Référence : 2016 CCI 286

Date : 20161214

Dossier : 2003-3382(GST)G

ENTRE :

506913 N.B. LTD.,

appelante,

et

SA MAJESTÉ LA REINE,

intimée,

et

Dossier : 2003-3383(GST)G

ENTRE :

CAMBRIDGE LEASING LTD.,

appelante,

et

SA MAJESTÉ LA REINE,

intimée.

[TRADUCTION FRANÇAISE OFFICIELLE]

MOTIFS DE L’ORDONNANCE

Le juge Boyle

[1]  Les appelantes ont présenté une requête en vue d’obliger l’intimée à répondre à un certain nombre de questions auxquelles elle a refusé de répondre lors du nouvel interrogatoire préalable relativement aux nouvelles réponses modifiées de l’intimée.

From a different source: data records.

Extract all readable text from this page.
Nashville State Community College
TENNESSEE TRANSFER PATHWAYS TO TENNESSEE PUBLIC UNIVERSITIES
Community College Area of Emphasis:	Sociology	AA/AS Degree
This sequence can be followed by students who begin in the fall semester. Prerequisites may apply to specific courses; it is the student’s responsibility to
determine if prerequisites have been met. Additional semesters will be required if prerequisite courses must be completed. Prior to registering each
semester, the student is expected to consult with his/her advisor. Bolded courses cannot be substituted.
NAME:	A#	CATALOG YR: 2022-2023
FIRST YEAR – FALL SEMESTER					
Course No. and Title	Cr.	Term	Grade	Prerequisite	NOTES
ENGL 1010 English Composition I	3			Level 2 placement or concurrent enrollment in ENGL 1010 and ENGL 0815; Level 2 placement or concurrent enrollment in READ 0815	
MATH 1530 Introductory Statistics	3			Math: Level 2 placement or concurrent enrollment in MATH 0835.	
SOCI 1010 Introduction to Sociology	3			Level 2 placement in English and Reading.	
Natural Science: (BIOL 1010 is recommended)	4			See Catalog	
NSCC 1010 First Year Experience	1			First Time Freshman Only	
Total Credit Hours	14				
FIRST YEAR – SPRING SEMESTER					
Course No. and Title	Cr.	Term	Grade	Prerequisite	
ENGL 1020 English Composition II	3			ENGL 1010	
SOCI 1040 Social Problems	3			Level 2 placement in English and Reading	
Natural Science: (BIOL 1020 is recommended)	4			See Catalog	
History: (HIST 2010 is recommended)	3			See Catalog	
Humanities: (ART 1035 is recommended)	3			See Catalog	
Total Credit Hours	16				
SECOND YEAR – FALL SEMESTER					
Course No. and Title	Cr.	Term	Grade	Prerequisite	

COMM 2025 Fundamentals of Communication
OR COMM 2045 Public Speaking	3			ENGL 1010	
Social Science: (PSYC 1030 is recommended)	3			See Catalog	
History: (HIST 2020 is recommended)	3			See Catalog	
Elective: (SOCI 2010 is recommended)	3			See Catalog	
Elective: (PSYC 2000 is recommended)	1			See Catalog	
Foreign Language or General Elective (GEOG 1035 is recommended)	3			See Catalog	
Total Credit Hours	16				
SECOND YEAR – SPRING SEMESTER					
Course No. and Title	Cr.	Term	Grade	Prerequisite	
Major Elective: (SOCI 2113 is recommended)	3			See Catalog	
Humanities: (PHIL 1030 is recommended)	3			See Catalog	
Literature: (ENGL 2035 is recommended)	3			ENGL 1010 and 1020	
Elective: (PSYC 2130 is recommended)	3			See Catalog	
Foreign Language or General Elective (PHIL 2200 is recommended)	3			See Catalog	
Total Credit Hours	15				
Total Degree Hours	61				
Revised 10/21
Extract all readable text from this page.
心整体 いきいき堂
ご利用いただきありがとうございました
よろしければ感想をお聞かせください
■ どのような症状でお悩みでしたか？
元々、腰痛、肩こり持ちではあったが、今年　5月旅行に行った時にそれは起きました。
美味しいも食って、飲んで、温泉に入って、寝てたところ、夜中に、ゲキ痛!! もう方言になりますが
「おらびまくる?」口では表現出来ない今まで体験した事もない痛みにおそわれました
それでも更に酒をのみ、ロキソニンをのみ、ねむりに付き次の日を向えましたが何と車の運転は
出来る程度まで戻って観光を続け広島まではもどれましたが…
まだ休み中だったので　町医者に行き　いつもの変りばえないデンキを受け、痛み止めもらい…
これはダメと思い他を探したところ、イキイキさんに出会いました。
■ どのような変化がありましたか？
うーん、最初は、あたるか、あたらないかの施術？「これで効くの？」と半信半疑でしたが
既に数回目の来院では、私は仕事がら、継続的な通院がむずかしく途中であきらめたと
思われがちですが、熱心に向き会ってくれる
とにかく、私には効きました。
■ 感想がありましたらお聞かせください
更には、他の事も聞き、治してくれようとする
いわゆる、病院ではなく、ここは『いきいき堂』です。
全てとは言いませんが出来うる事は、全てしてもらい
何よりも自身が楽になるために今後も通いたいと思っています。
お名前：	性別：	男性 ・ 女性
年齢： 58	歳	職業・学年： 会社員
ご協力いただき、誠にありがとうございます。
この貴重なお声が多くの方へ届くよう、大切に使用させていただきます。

[2]  Les appels en l’espèce ont été interjetés en 2003. Ils portent sur des questions de TPS/TVH pour des périodes allant de 1998 à 2000. De façon générale, les questions soulevées sont décrites dans les avis d’appel comme se rapportant à l’application de la TVH (i) à la [traduction] « vente pour l’exportation » d’automobiles par les appelantes et (ii) à la vente d’automobiles par les appelantes aux [traduction] « Indiens dans les réserves ».

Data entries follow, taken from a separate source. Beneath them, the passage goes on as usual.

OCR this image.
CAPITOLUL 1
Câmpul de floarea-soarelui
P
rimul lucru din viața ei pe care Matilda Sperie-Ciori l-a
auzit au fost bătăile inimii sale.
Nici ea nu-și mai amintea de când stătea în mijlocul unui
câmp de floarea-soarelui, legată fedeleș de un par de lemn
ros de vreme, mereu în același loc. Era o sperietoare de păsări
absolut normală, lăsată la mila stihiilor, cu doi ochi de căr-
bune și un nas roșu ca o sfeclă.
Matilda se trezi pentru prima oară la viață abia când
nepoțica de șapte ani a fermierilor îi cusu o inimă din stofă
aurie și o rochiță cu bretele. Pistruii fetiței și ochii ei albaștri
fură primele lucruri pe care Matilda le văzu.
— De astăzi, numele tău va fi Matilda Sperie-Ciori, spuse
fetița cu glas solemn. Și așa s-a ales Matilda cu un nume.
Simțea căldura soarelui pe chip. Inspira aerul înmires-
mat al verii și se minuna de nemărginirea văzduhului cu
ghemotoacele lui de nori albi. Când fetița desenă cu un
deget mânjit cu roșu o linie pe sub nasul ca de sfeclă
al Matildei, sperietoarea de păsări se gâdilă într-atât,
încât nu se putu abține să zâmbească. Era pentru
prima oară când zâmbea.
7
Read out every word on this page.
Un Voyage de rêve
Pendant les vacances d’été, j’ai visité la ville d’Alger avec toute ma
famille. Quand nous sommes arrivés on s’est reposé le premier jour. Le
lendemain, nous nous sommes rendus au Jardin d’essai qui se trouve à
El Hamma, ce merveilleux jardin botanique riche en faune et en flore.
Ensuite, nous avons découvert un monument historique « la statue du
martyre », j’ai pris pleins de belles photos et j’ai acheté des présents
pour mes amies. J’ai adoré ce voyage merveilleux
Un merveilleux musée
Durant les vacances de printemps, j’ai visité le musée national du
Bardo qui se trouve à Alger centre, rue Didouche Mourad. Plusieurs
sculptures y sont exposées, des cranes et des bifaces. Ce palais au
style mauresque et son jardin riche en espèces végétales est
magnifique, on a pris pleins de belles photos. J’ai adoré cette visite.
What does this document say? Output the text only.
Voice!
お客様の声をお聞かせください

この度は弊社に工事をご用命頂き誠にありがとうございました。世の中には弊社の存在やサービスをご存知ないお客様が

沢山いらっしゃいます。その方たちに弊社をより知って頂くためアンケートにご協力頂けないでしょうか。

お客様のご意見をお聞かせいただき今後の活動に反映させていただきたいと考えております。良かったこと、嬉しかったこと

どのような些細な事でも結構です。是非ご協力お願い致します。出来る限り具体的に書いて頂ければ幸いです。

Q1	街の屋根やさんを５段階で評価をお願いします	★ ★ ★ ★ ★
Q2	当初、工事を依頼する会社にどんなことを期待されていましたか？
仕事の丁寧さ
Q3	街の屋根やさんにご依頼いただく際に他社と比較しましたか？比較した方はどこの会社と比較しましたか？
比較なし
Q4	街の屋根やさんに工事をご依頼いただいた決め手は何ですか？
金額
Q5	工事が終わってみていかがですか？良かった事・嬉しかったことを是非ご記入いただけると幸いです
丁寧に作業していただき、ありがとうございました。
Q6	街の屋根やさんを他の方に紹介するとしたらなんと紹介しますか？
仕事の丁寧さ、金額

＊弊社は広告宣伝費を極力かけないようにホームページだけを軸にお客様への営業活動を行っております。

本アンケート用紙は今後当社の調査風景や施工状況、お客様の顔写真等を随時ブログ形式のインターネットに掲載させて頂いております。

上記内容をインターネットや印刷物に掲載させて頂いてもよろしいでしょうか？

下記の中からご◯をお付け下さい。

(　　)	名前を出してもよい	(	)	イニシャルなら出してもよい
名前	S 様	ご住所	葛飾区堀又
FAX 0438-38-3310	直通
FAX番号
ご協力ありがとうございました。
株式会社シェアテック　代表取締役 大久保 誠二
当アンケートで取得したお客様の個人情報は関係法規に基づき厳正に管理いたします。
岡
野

[3]  Les avis d’appel modifiés et les réponses modifiées ont été déposés en 2010. En 2015, la Cour a autorisé l’intimée à modifier à nouveau ses réponses. La Cour a également précisé que les appelantes recevaient l’autorisation de mener de nouveaux interrogatoires préalables [traduction] « relativement » (selon l’ordonnance) aux modifications figurant dans les nouvelles réponses modifiées de l’intimée ou [traduction] « concernant » (selon les motifs) ces modifications.

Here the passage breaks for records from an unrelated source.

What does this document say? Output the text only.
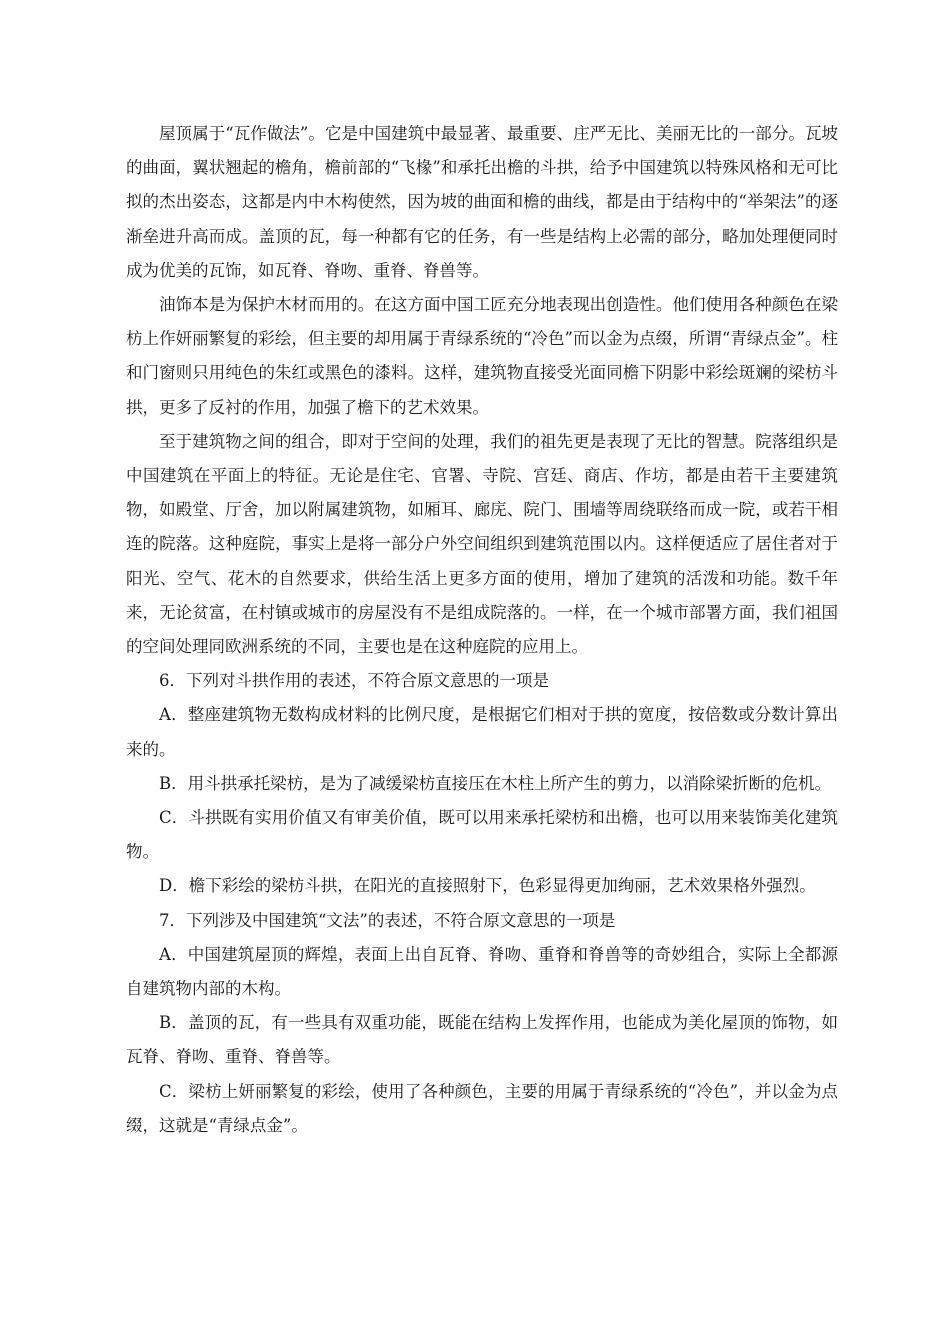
屋顶属于“瓦作做法”。它是中国建筑中最显著、最重要、庄严无比、美丽无比的一部分。瓦坡的曲面，翼状翘起的檐角，檐前部的“飞椽”和承托出檐的斗拱，给予中国建筑以特殊风格和无可比拟的杰出姿态，这都是内中木构使然，因为坡的曲面和檐的曲线，都是由于结构中的“举架法”的逐渐垒进升高而成。盖顶的瓦，每一种都有它的任务，有一些是结构上必需的部分，略加处理便同时成为优美的瓦饰，如瓦脊、脊吻、重脊、脊兽等。

油饰本是为保护木材而用的。在这方面中国工匠充分地表现出创造性。他们使用各种颜色在梁枋上作妍丽繁复的彩绘，但主要的却用属于青绿系统的“冷色”而以金为点缀，所谓“青绿点金”。柱和门窗则只用纯色的朱红或黑色的漆料。这样，建筑物直接受光面同檐下阴影中彩绘斑斓的梁枋斗拱，更多了反衬的作用，加强了檐下的艺术效果。

至于建筑物之间的组合，即对于空间的处理，我们的祖先更是表现了无比的智慧。院落组织是中国建筑在平面上的特征。无论是住宅、官署、寺院、宫廷、商店、作坊，都是由若干主要建筑物，如殿堂、厅舍，加以附属建筑物，如厢耳、廊庑、院门、围墙等周绕联络而成一院，或若干相连的院落。这种庭院，事实上是将一部分户外空间组织到建筑范围以内。这样便适应了居住者对于阳光、空气、花木的自然要求，供给生活上更多方面的使用，增加了建筑的活泼和功能。数千年来，无论贫富，在村镇或城市的房屋没有不是组成院落的。一样，在一个城市部署方面，我们祖国的空间处理同欧洲系统的不同，主要也是在这种庭院的应用上。

6．下列对斗拱作用的表述，不符合原文意思的一项是

A．整座建筑物无数构成材料的比例尺度，是根据它们相对于拱的宽度，按倍数或分数计算出来的。

B．用斗拱承托梁枋，是为了减缓梁枋直接压在木柱上所产生的剪力，以消除梁折断的危机。

C．斗拱既有实用价值又有审美价值，既可以用来承托梁枋和出檐，也可以用来装饰美化建筑物。

D．檐下彩绘的梁枋斗拱，在阳光的直接照射下，色彩显得更加绚丽，艺术效果格外强烈。

7．下列涉及中国建筑“文法”的表述，不符合原文意思的一项是

A．中国建筑屋顶的辉煌，表面上出自瓦脊、脊吻、重脊和脊兽等的奇妙组合，实际上全都源自建筑物内部的木构。

B．盖顶的瓦，有一些具有双重功能，既能在结构上发挥作用，也能成为美化屋顶的饰物，如瓦脊、脊吻、重脊、脊兽等。

C．梁枋上妍丽繁复的彩绘，使用了各种颜色，主要的用属于青绿系统的“冷色”，并以金为点缀，这就是“青绿点金”。
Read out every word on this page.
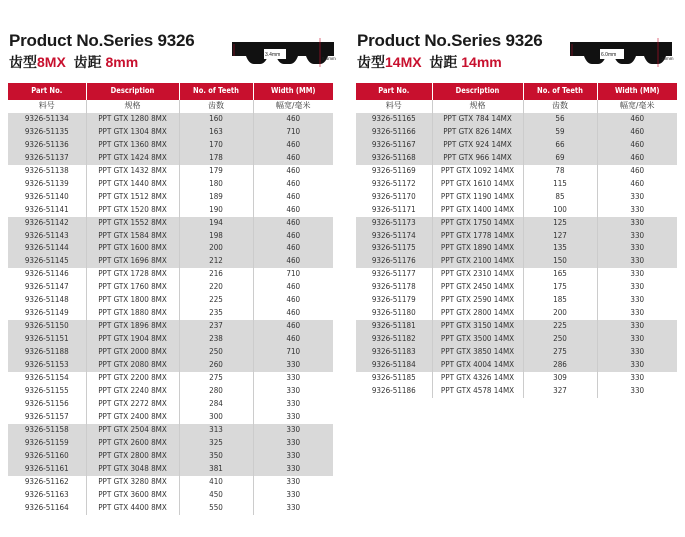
Product No.Series 9326
齿型8MX 齿距 8mm	3.4mm
5.6mm
Part No.	Description	No. of Teeth	Width (MM)
料号	规格	齿数	幅宽/毫米
9326-51134	PPT GTX 1280 8MX	160	460
9326-51135	PPT GTX 1304 8MX	163	710
9326-51136	PPT GTX 1360 8MX	170	460
9326-51137	PPT GTX 1424 8MX	178	460
9326-51138	PPT GTX 1432 8MX	179	460
9326-51139	PPT GTX 1440 8MX	180	460
9326-51140	PPT GTX 1512 8MX	189	460
9326-51141	PPT GTX 1520 8MX	190	460
9326-51142	PPT GTX 1552 8MX	194	460
9326-51143	PPT GTX 1584 8MX	198	460
9326-51144	PPT GTX 1600 8MX	200	460
9326-51145	PPT GTX 1696 8MX	212	460
9326-51146	PPT GTX 1728 8MX	216	710
9326-51147	PPT GTX 1760 8MX	220	460
9326-51148	PPT GTX 1800 8MX	225	460
9326-51149	PPT GTX 1880 8MX	235	460
9326-51150	PPT GTX 1896 8MX	237	460
9326-51151	PPT GTX 1904 8MX	238	460
9326-51188	PPT GTX 2000 8MX	250	710
9326-51153	PPT GTX 2080 8MX	260	330
9326-51154	PPT GTX 2200 8MX	275	330
9326-51155	PPT GTX 2240 8MX	280	330
9326-51156	PPT GTX 2272 8MX	284	330
9326-51157	PPT GTX 2400 8MX	300	330
9326-51158	PPT GTX 2504 8MX	313	330
9326-51159	PPT GTX 2600 8MX	325	330
9326-51160	PPT GTX 2800 8MX	350	330
9326-51161	PPT GTX 3048 8MX	381	330
9326-51162	PPT GTX 3280 8MX	410	330
9326-51163	PPT GTX 3600 8MX	450	330
9326-51164	PPT GTX 4400 8MX	550	330
Product No.Series 9326
齿型14MX 齿距 14mm	6.0mm
10mm
Part No.	Description	No. of Teeth	Width (MM)
料号	规格	齿数	幅宽/毫米
9326-51165	PPT GTX 784 14MX	56	460
9326-51166	PPT GTX 826 14MX	59	460
9326-51167	PPT GTX 924 14MX	66	460
9326-51168	PPT GTX 966 14MX	69	460
9326-51169	PPT GTX 1092 14MX	78	460
9326-51172	PPT GTX 1610 14MX	115	460
9326-51170	PPT GTX 1190 14MX	85	330
9326-51171	PPT GTX 1400 14MX	100	330
9326-51173	PPT GTX 1750 14MX	125	330
9326-51174	PPT GTX 1778 14MX	127	330
9326-51175	PPT GTX 1890 14MX	135	330
9326-51176	PPT GTX 2100 14MX	150	330
9326-51177	PPT GTX 2310 14MX	165	330
9326-51178	PPT GTX 2450 14MX	175	330
9326-51179	PPT GTX 2590 14MX	185	330
9326-51180	PPT GTX 2800 14MX	200	330
9326-51181	PPT GTX 3150 14MX	225	330
9326-51182	PPT GTX 3500 14MX	250	330
9326-51183	PPT GTX 3850 14MX	275	330
9326-51184	PPT GTX 4004 14MX	286	330
9326-51185	PPT GTX 4326 14MX	309	330
9326-51186	PPT GTX 4578 14MX	327	330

Les modifications de l’intimée

[4]  La nouvelle réponse modifiée de l’intimée dans l’appel interjeté par Cambridge Leasing Ltd. (« Cambridge ») contenait notamment les nouveaux paragraphes suivants :

[traduction]

16.  Pour calculer la taxe nette de l’appelante pour la période visée par l’appel, le ministre s’est fondé sur les faits supplémentaires suivants :

a)  l’appelante a participé à un stratagème lui permettant de demander des CTI;

b)  les opérations mentionnées à l’alinéa 13d) ci‑dessus n’étaient pas des opérations commerciales effectuées de bonne foi;

c)  les contrats de vente du grossiste utilisés pour l’achat et la vente de véhicules à moteur ont été préparés pour faciliter le stratagème;

d)  les renseignements figurant dans les contrats ne représentaient pas de véritables opérations commerciales;

e)  les factures ont été préparées pour faciliter le stratagème;

f)  les renseignements figurant dans les factures ne représentaient pas de véritables opérations commerciales;

g)  les renseignements ayant permis de calculer le montant des CTI ne représentaient pas de véritables opérations;

h)  les justificatifs de l’appelante censés prouver le droit de cette dernière aux CTI faisaient état d’un montant d’au plus 436 281,15 $, comme c’est précisé à l’annexe A qui fait partie de la présente nouvelle réponse modifiée.

[…]

20.  Il soutient en outre que l’appelante n’avait pas droit à des CTI, étant donné que les renseignements figurant dans les justificatifs de l’appelante concernant les CTI demandés ne faisaient pas état de véritables opérations.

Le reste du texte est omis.